Community Engagement: Contributions from various developers suggest a vibrant community involvement. The quick turnaround from PR creation to closure/merging indicates an efficient review process, likely facilitated by active maintainers who are responsive to community contributions.
Focus on Quality and Optimization: Several PRs aim at refactoring code for better structure, readability, and performance. This is evident from PRs like #2515, which splits SDK functionalities for clarity, and PRs addressing specific bugs or optimization opportunities (#2511, #2510).
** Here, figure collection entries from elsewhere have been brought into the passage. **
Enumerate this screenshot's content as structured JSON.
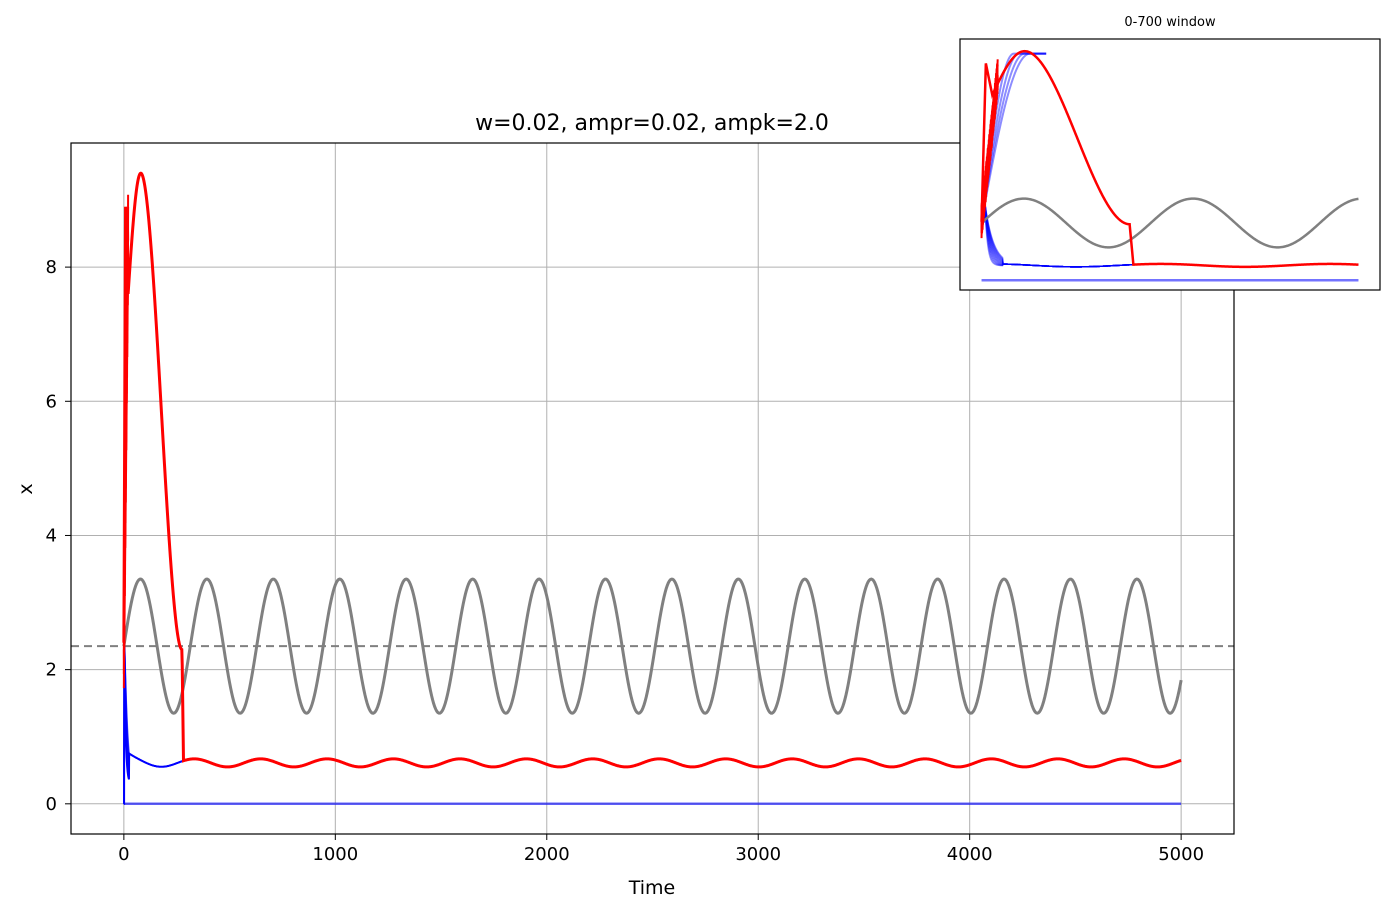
{
  "chart_data": [
    {
      "type": "line",
      "title": "w=0.02, ampr=0.02, ampk=2.0",
      "xlabel": "Time",
      "ylabel": "x",
      "xlim": [
        -250,
        5250
      ],
      "ylim": [
        -0.45,
        9.85
      ],
      "xticks": [
        0,
        1000,
        2000,
        3000,
        4000,
        5000
      ],
      "xtick_labels": [
        "0",
        "1000",
        "2000",
        "3000",
        "4000",
        "5000"
      ],
      "yticks": [
        0,
        2,
        4,
        6,
        8
      ],
      "ytick_labels": [
        "0",
        "2",
        "4",
        "6",
        "8"
      ],
      "grid": true,
      "colors": {
        "red": "#ff0000",
        "blue": "#0000ff",
        "gray": "#808080"
      },
      "series": [
        {
          "color": "#808080",
          "style": "solid",
          "description": "sinusoid",
          "mean": 2.35,
          "amplitude": 1.0,
          "period": 314.16,
          "t_range": [
            0,
            5000
          ]
        },
        {
          "color": "#808080",
          "style": "dashed",
          "y": 2.35
        },
        {
          "color": "#ff0000",
          "style": "solid",
          "description": "red trajectories",
          "peak_x": 80,
          "peak_y": 9.4,
          "drop_x": 280,
          "steady_mean": 0.61,
          "steady_amplitude": 0.06
        },
        {
          "color": "#0000ff",
          "style": "solid",
          "description": "blue trajectories",
          "steady_mean": 0.61,
          "steady_amplitude": 0.06
        },
        {
          "color": "#0000ff",
          "style": "solid",
          "alpha": 0.6,
          "y": 0.0
        }
      ]
    },
    {
      "type": "line",
      "title": "0-700 window",
      "xlim": [
        0,
        700
      ],
      "ticks_visible": false
    }
  ]
}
Adaptation to User Needs: The introduction of configurable options (e.g., Excel parsing) shows responsiveness to user feedback or requirements. This adaptability is crucial for maintaining relevance and usability in diverse application scenarios.
Technical Challenges and Solutions: The presence of bug fixes (#2511, #2510) alongside feature enhancements highlights ongoing technical challenges that the development team is actively addressing. This is a normal part of software evolution but requires diligent effort to ensure stability alongside growth.
In conclusion, RAGFlow's development activity as reflected in these PRs demonstrates a healthy project lifecycle with active contributions aimed at enhancing functionality, optimizing performance, and ensuring quality through rigorous maintenance efforts.
Kevin Hu (KevinHuSh)
Alvin Cage (AlvinCage)
Chenbing (muzilib)
Yungongzi (yungongzi)
Fachuan Bai (baifachuan)
Feiue (liuhua)
JobSmithManipulation
Dada Hsueh (dadahsueh)
Michał Kiełtyka (Defozo)
Writinwaters
Guoyuhao2330 (lidp)
Hangters (黄腾)
Other contributors include Chunshan-Theta, fashioncj, LiuHao-1443, yangboz, dearjane, netandreus, hwzhuhao, Valdanitooooo, with varying contributions primarily focused on bug fixes and feature enhancements.
Overall, the development team is actively engaged in enhancing the RAGFlow project through collaborative efforts focused on both fixing existing issues and implementing new features.